Hemophilia is genetically inherited. On the other hand, statistics reveal that approximately 30 % of people having hemophilia do not have a family history of the condition. In these individuals, it develops due to spontaneous mutation.

  • Hemophilia A –the commonest type develops due to an inadequate clotting factor VIII.
  • Hemophilia B – the second most common type develops due to an inadequate clotting factor IX.
  • Hemophilia C – develops due to an inadequate clotting factor XI.

Hemophilia inheritance

  • Hemophilia A or B: The gene responsible for hemophilia A and hemophilia B is situated on the X chromosome, so it is never passed from the father to the son. Hemophilia A or B is very common in boys and is passed from the mother to the son. A large number of women having the defective gene are only carriers and do not have any apparent manifestation of the disorder.
  • Hemophilia C: This gene is passed on to the child by either one of the parents. Hemophilia C can occur in boys as well as girls.
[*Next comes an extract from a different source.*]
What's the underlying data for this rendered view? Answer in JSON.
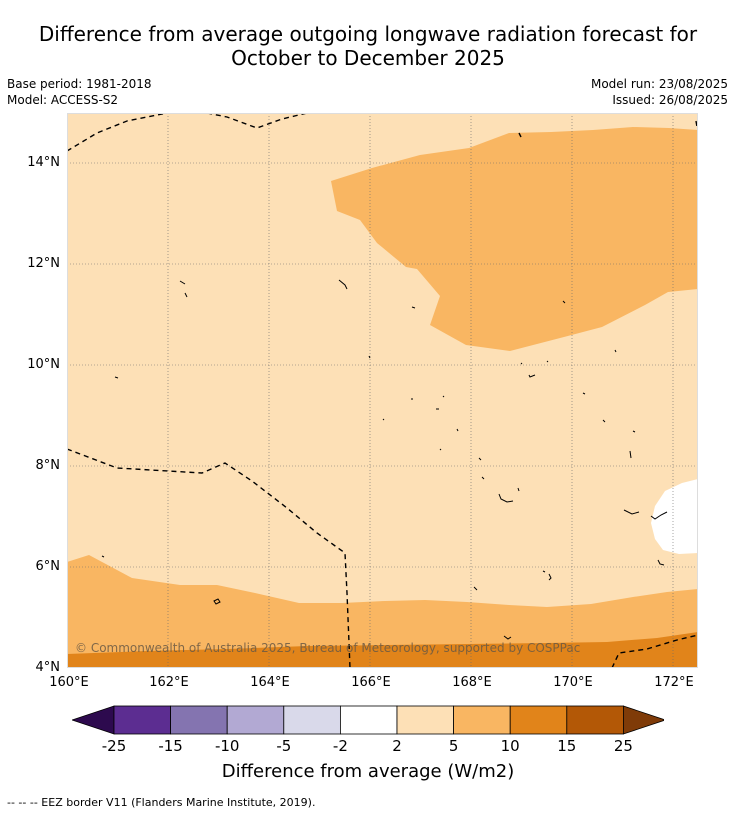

Treatment Options For Hemophilia

There is no cure for hemophilia; nonetheless, most people lead a fairly normal life. In case of bleeding episodes, the following needs to be done:

  • Mild cases of hemophilia A: Introducing hormone desmopressin into a vein helps stimulate a release of more clotting factor to halt the bleeding. Infrequently, desmopressin may be given as a nasal drug.
  • Severe cases of hemophilia A or hemophilia B: ¬†An infusion of recombinant clotting factor or one obtained from donated human blood is given to the person to stop the bleeding. Repeated infusions are required if internal bleeding is excessive.
  • Hemophilia C: Clotting factor XI, which is deficient in hemophilia C is available only in Europe. Elsewhere, plasma infusions need to be given to halt bleeding.
  • Regular infusions of clotting factor or desmopressin: Regular infusions prevent bleeding. It also helps by decreasing the time that you will spend in the hospital and diminishes the side effects such as damage to joints. Your health care provider will show you how to carry out the infusion.
  • Fibrin sealants: These when applied to the wound site encourages clotting and healing.
  • First aid for cuts: Apply pressure and a bandage; this takes care of the bleeding.